A few more pounds, then, a little less bounce, but still with charisma to spare. When he walked onstage at Gammage Auditorium several years back, there was a gasp of recognition, then a thunderous ovation. Crawford is an icon of international pop culture who lives up to the billing.
No thanks are due to his many films for that, but rather to one stage part – the title role in Andrew Lloyd Webber’s musical The Phantom of the Opera. The show catapulted the English actor into the entertainment ether. No matter how gorgeous Gerard Butler was or how finely crafted his performance may have been in the recent movie version of Phantom, it could never satisfy the die-hards. To them, there will be only one masked man.
Crawford knows it. His Mesa concert, one of only four he’s doing this year, will offer the fans what they want to hear – The Music of the Night, Point of No Return and other hits from the Lloyd Webber score. There will be selections from other musicals that Crawford likes, including Jesus Christ Superstar and Barnum. And, of course, the stories.
These vary from show to show, as something anecdotal crosses his mind. He might share memories of rooming with John Lennon during the filming of How I Won the War. Or recall his audition for Hello, Dolly!, after which director Gene Kelly told him, “What we are looking for is an attractive idiot. My wife thinks you’re attractive, I think you’re an idiot.”
Whether Crawford will bring in a number from his latest stage hit, Lloyd Webber’s The Woman in White, remains to be seen. When reached recently, Crawford revealed that he was cutting his connection with the show. An attack of viral colitis forced him from the London production and he will not follow the musical to Broadway.
The forced rest hasn’t been easy on Crawford. He’s the physical type.
“When I was making The Games, in which I played an Olympics runner, I trained and trained and trained,” he says, with just a hint of bragging in his voice. “At the end, I could run the mile in four minutes and 20 seconds.”
He had almost as much fun making Forum, which was directed by Richard Lester, the man behind the Beatles’ films.
“Richard was completely cool,” Crawford says. “He gave me a crew and let me go off and shoot these gags I wrote for the scene with the runaway chariot. We tried everything. I look at that scene now and I think, ‘You idiot! What were you thinking?’ ”
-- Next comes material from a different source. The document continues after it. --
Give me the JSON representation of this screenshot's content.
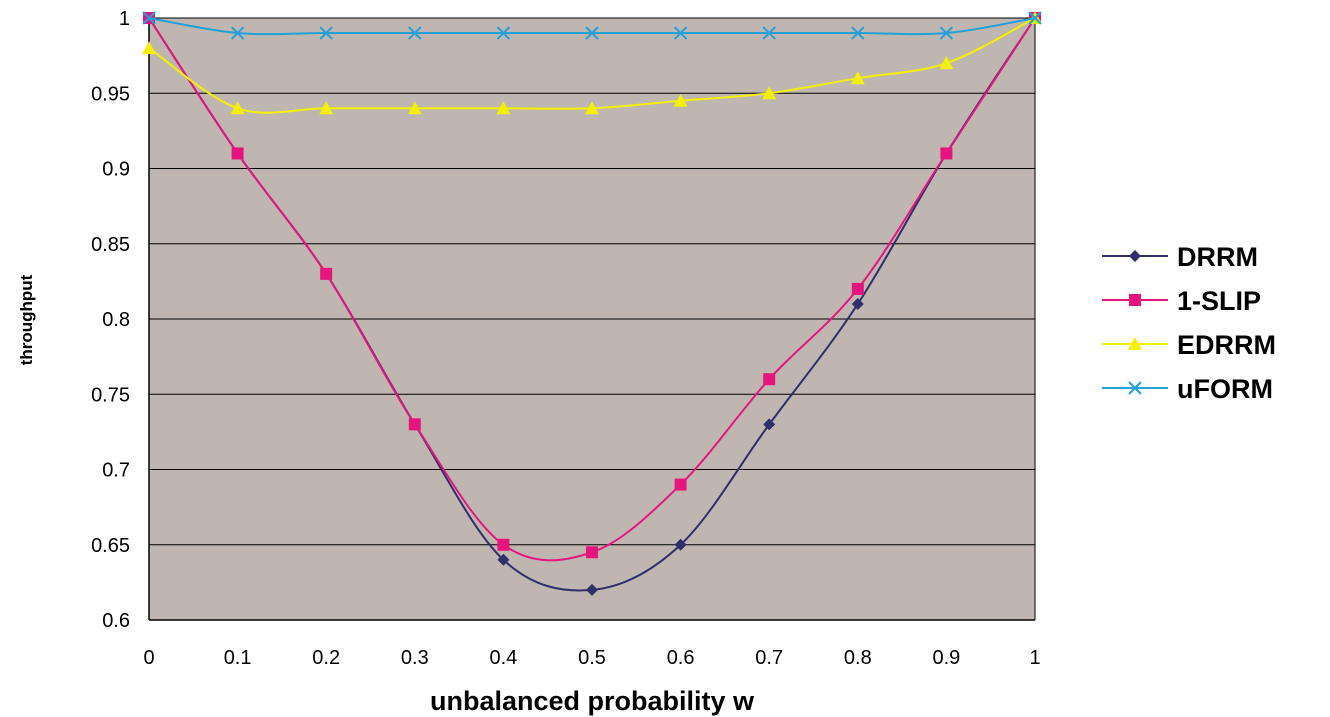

It’s impossible to have Crawford on the phone and not ask him his opinion of the Phantom film. After all, for years, producers assured fans that Crawford would repeat the title role, then they dumped him for a younger, hunkier actor.
“I didn’t see the film,” Crawford says. “It’s too close to me. I was with the show almost right from the beginning and I don’t think I could have watched someone else do it, no matter how good they were. . . . But it’s not as if I’m picking on the film. I don’t go see other stage versions, either.”
Still, he’s not surprised that a Las Vegas casino is spending millions of dollars to build a special theater to house a 90-minute version of Phantom.
“It’s inevitable. . . . There are very few shows out there with the impact of that one,” he says.
Crawford acknowledges with a chuckle that he can’t help being fascinated by accounts of the lavish scenery being devised for the Vegas show.
“I would expect no less,” he says. “Vegas is a town that has the money to enable dreams to come true. What better place could there be for boys and their toys?”